Editorial

A l'heure du Golfe

 

Hervé Coutau-Bégarie

 

Ce numéro paraît au moment où se déroule la guerre la plus violente que le monde ait connu depuis la guerre de Corée. Il ne s’agit plus d’un conflit "périphérique" dès lors qu’il a fallu mobiliser des moyens formidables pour affronter un pays de 17 millions d’habitants. La moitié des effectifs américains stationnés en Europe a été expédiée en Arabie Saoudite, et cela n’a pas suffi : il a fallu faire appel aux moyens stationnés sur le territoire même des États-Unis. On peut estimer que les États-Unis à moins d’une mobilisation de grande ampleur sont absolument hors d’état de soutenir actuelle­ment des opérations de guerre sur un autre théâtre.

La guerre a commencé par la bataille aérienne. La coalition a conquis la maîtrise de l’air et s’efforce par un bombardement stratégique d’affaiblir le potentiel irakien. Mais l’enseignement de la seconde guerre mondiale est là pour nous suggérer que la maîtrise de l’air n’a jamais suffi à assurer à elle seule la victoire. Après les communiqués triomphants des premiers jours, les commentateurs en sont progressivement venus à reconnaître que la guerre risquait d’être longue et difficile. A la bataille aérienne va donc succéder la bataille aéroterrestre pour reconquérir le Koweït.

La puissance maritime reste en arrière plan. L’Irak ne dispose pas d’une flotte capable de menacer la formidable armada de la coalition alliée. Les engagements sur mer se sont limités pour l’instant à la destruction de quelques patrouilleurs irakiens et d’avions qui avaient imprudemment tenté de s’approcher des navires alliés en position avancée : le 24 janvier, 2 avions irakiens sans doute porteurs de missiles anti-surface ont ainsi été abattus. Mais cet arrière-plan maritime est constamment présent : les Américains ont mobilisé 7 porte-avions sur 14 disponibles, l’aviation embarquée participe directement et intensivement aux attaques aériennes contre l’Irak et les cuirassés et croiseurs sous-marins ont lancé les attaques massives par missiles Tomahawk contre le territoire irakien.

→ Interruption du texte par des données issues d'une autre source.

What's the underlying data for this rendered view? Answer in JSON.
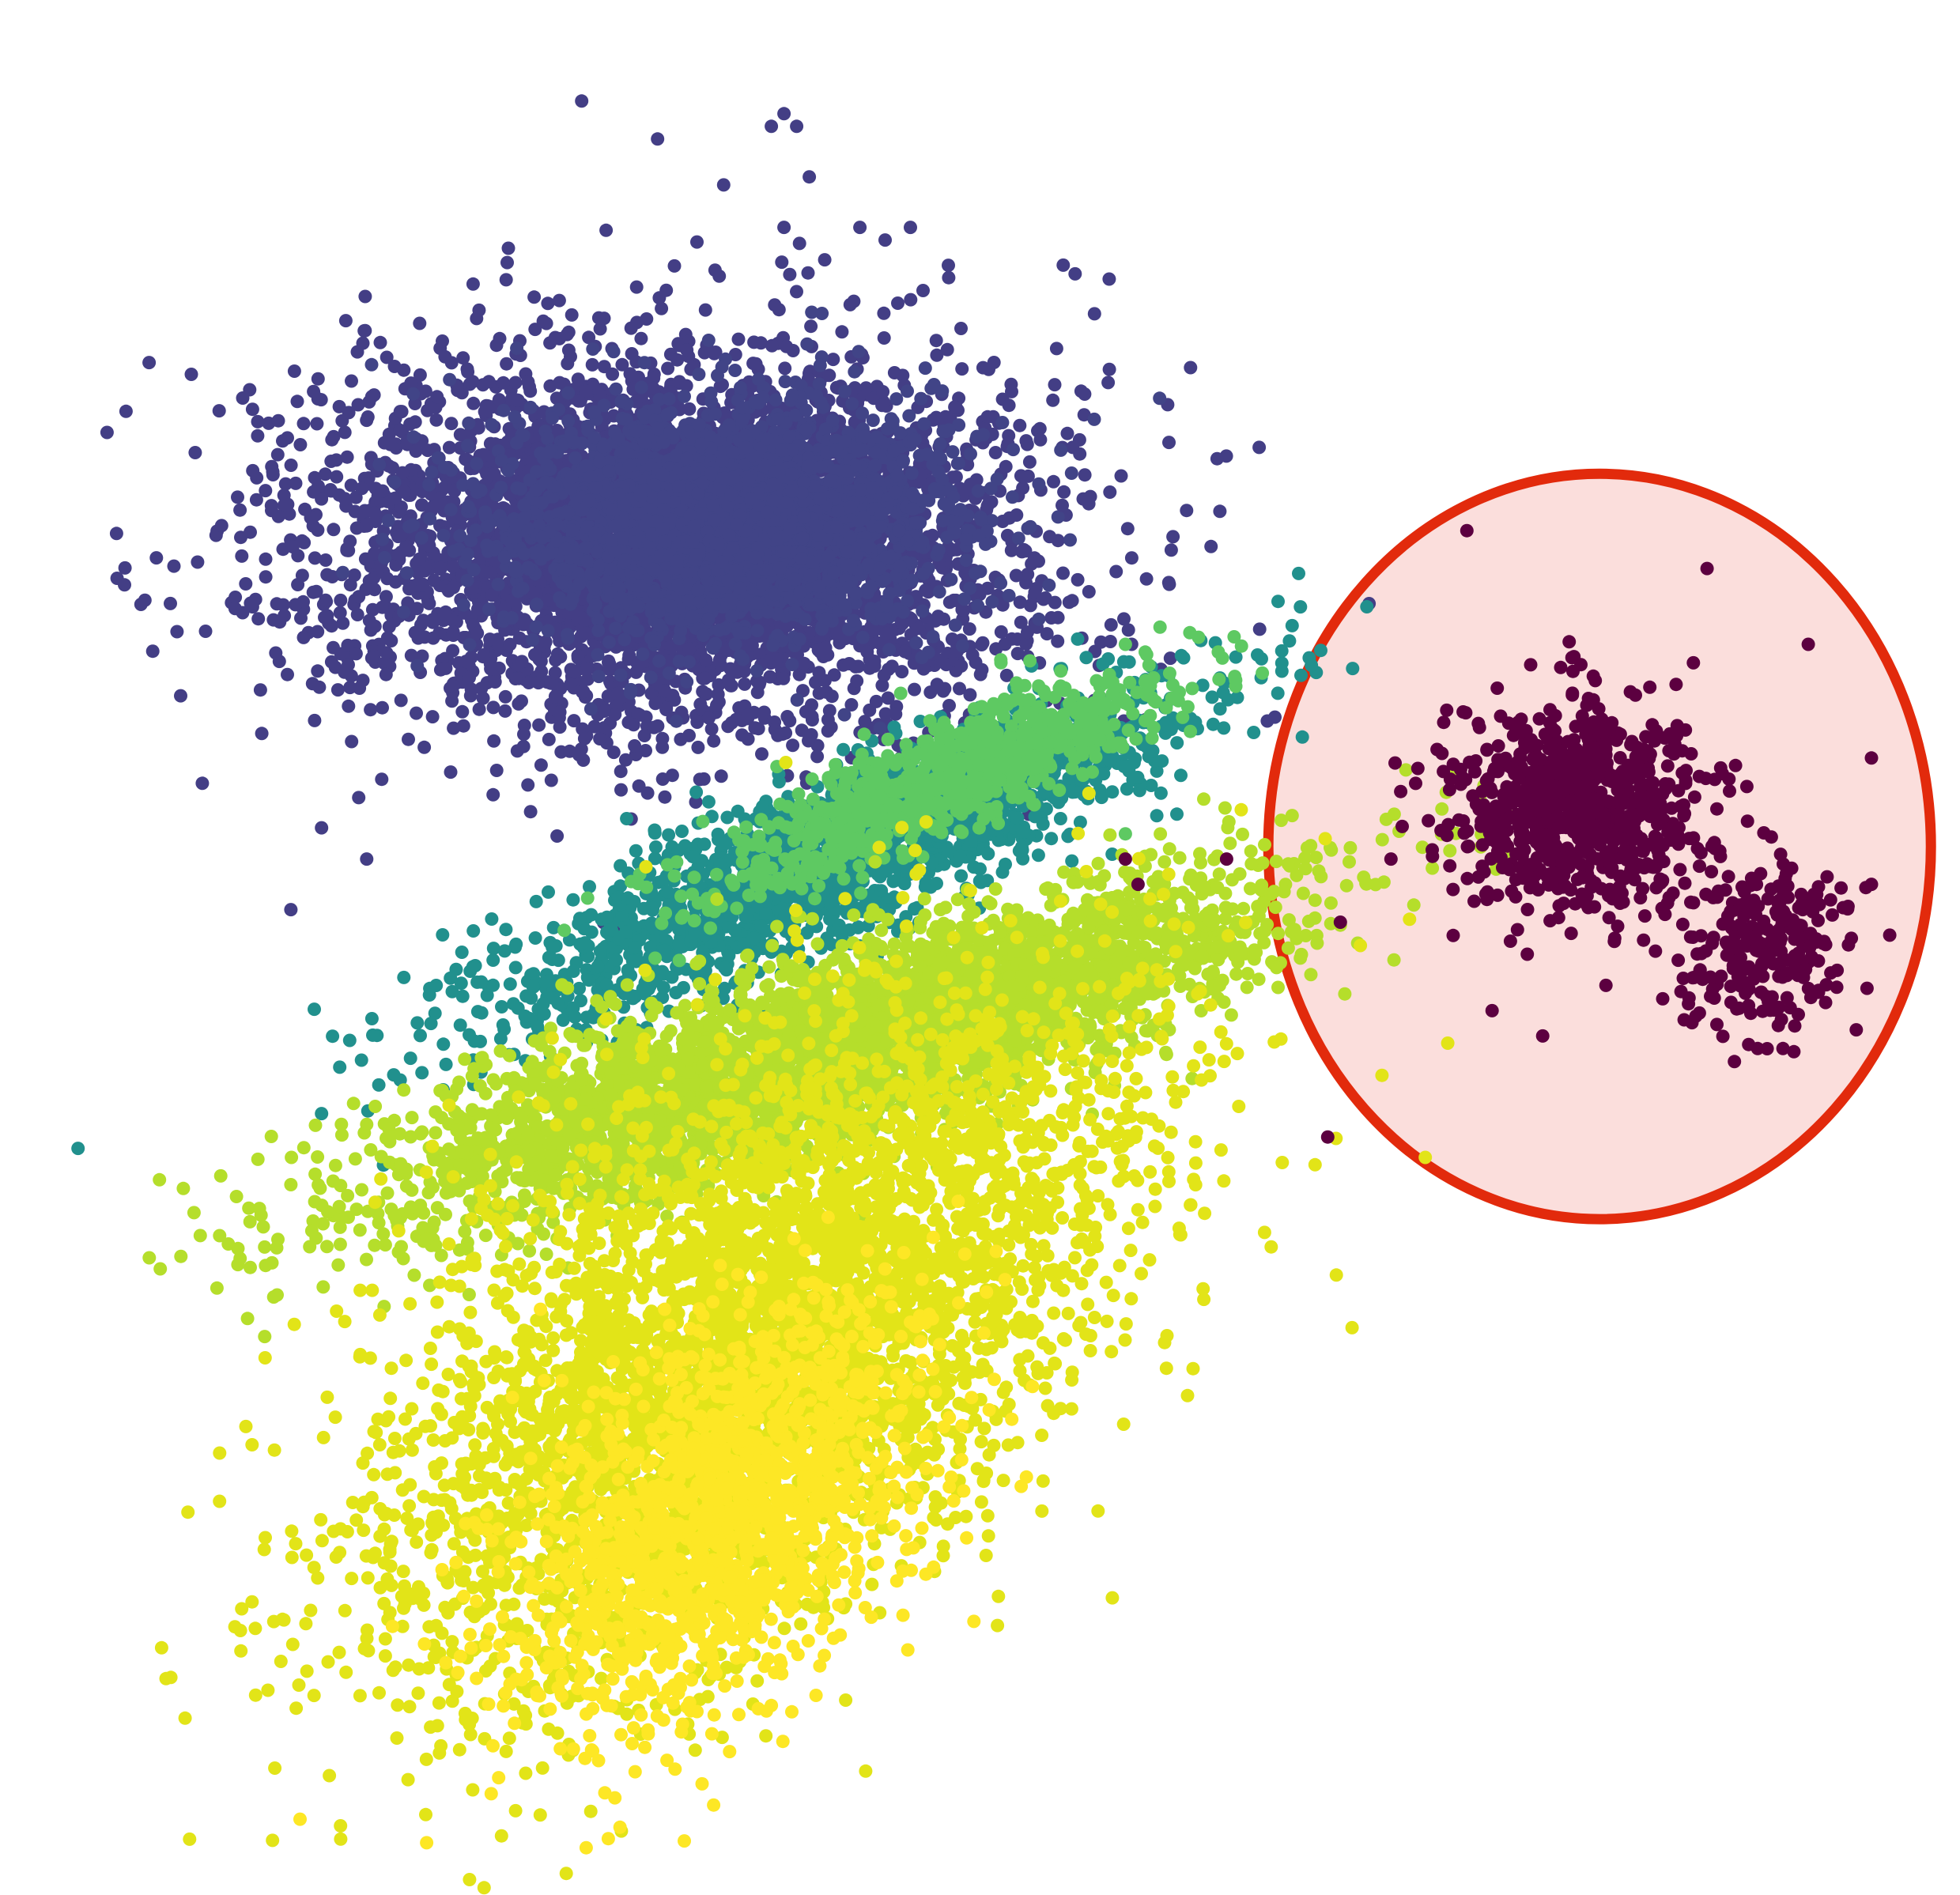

Les leçons d’un tel engagement seront sans doute multiples : l’utilisation des missiles de croisière est une "première", les raids massifs de l’aviation embarquée dans une région désertique sont eux aussi nouveaux. La première crise de l’après-guerre froide, qui a dégénéré en première guerre de l’après-guerre froide devra être l’objet d’un examen attentif.

Stratégique y consacrera un numéro complet dès que les informations recueillies le permettront. Il y a quelque paradoxe dans la médiatisation forcenée de cette guerre alors que les informations dont on dispose sont en réalité très fragmentaires : on sait que des raids sont lancés quotidiennement, que des Patriot détruisent en vol des Scud, et c’est à peu près tout d’un point de vue militaire. On ne doit pas s’en étonner, ni même le regretter, dès lors que le secret est la condition de base de la sûreté des opérations militaires. Mais il faut avoir conscience de cette situation pour comprendre le caractère souvent spéculatif, sinon hasardeux, des commentaires dont nous sommes abreuvés.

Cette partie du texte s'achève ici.